O capitalismo é um sistema econômico no qual (1) os meios de produção são de propriedade privada. Aplica-se o respeito incondicional à propriedade: cada um é proprietário de seu corpo (possui autopropriedade) e dos bens que adquiriu por meios não agressivos – ou seja, pela “apropriação original” de bens não reivindicados anteriormente por outros, pela produção e troca voluntária (incluindo presentes). (2) As pessoas usam o dinheiro para fins de contabilidade econômica e comércio, possibilitando um grau avançado da divisão do trabalho, nacional e internacionalmente. (3) Os mercados são livres; Cada um é livre para oferecer seus bens, e cada um é livre para exigir os bens que deseja consumir. (4) No capitalismo “real” – que é compatível com o conceito libertário – não existe Estado (como o conhecemos hoje). Todos os produtos são oferecidos no mercado livre. Isso também inclui as leis “boas” e segurança, estradas, educação, moeda, crédito etc.

Capítulo 2: Coerção e violência

Agora, a outra forma de relacionamento interpessoal: a coerção e a violência. A coerção e a violência têm muitas formas e são os princípios básicos de muitas teorias sociais. Um exemplo disso é o marxismo.

O marxismo é a teoria político-econômica fundada por Karl Marx (1818-1883), usada para supostamente justificar uma demanda por transformação social. Segundo o marxismo, o desenvolvimento social é determinado pelos “fatores materiais de produção” (ferramentas, fábricas etc.). O progresso da tecnologia de produção material provoca uma crescente divisão do trabalho e cria riqueza material.

A crítica central de Marx é que os trabalhadores criam riqueza, mas ela está concentrada nas mãos de poucos capitalistas.

Segundo os marxistas, essa contradição básica – a classe trabalhadora produz riqueza, e os capitalistas se apropriam dela – só pode ser eliminada por um levante revolucionário, isto é, pela coerção e violência no sentido mais verdadeiro das palavras.

O marxismo exige que a classe trabalhadora exproprie os proprietários dos meios de produção e converta os meios de produção em propriedade comum.

O comunismo é construído sobre a doutrina do marxismo – e, portanto, seu fundamento também é a coerção e a violência. Luta por uma sociedade sem classes, uma sociedade sem governantes. Após o necessário colapso do capitalismo (com o qual os marxistas contam) e a derrubada violenta da estrutura de propriedade vigente – segue-se a fase do socialismo.

O socialismo refere-se à ordem econômica e social em que a propriedade dos meios de produção é nacionalizada – em outras palavras, na qual os proprietários foram expropriados pelo uso da coerção e da força.
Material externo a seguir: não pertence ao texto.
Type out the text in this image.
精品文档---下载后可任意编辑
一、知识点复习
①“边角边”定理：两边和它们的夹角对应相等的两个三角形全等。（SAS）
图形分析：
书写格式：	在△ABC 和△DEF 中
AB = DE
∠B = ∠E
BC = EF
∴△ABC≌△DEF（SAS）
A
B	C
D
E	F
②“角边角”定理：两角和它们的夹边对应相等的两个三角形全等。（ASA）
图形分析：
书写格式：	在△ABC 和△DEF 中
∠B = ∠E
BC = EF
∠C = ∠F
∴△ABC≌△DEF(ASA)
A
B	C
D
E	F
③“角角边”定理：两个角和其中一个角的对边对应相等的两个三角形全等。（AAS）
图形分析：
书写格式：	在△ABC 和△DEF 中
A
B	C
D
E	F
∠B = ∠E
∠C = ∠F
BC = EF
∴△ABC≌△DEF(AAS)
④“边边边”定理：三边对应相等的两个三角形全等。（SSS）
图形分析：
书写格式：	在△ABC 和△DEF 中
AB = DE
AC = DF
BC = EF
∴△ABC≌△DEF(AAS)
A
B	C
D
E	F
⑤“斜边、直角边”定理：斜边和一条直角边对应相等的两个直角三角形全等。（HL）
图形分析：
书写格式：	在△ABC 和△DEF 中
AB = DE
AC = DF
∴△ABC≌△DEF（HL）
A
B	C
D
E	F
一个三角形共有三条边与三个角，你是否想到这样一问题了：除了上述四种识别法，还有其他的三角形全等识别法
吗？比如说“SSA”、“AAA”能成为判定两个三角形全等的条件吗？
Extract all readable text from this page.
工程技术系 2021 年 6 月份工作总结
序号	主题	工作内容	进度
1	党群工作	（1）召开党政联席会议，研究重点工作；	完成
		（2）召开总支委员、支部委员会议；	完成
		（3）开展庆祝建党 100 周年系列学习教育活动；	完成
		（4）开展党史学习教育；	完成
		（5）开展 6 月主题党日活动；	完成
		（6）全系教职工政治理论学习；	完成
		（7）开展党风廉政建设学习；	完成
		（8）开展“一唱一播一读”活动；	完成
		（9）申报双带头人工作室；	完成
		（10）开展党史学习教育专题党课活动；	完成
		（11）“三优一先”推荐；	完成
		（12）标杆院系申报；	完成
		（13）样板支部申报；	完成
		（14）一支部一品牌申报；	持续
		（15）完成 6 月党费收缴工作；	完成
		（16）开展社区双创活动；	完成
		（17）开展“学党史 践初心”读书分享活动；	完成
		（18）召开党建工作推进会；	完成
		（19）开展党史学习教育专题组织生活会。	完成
No socialismo, um pequeno grupo de pessoas (ou, em casos extremos, apenas uma pessoa, um ditador) determina como os meios de produção devem ser usados – ou seja, o que deve ser produzido quando e em que quantidade – e também é determinado centralmente quem recebe o quê dos bens produzidos e quando.

Do ponto de vista dos comunistas, o socialismo deve ser apenas uma etapa de transição, no final da qual está a sociedade comunista sem classes, sem Estado, na qual tudo pertence a todos.

Como disse Vladimir Ilyich Ulyanov (1870 – 1924), mais conhecido como Lênin, em 1917: “A classe trabalhadora deve se desmembrar, esmagar a ‘máquina estatal pronta’ e não se limitar apenas a se apossar dela”.[1]

Na vida real, no entanto, os socialistas nunca haviam quebrado a “máquina estatal pronta”. A razão é óbvia, como observou Joseph Stalin (1878-1953): “O Estado é uma máquina nas mãos da classe dominante para suprimir a resistência de seus inimigos de classe”.[2]

Outra estratégia, mais sutil, para chegar ao socialismo é o socialismo democrático. Ela também é construída sobre coerção e violência.

O socialismo democrático pretende manter formalmente a propriedade dos meios de produção. No entanto, ao mesmo tempo, exige que os proprietários deixem de ter direito a 100% sobre os lucros que obtêm com a sua propriedade. Parte deve ser paga ao Estado por meio de impostos. Aqueles que resistirem serão punidos, jogados na cadeia e até mortos.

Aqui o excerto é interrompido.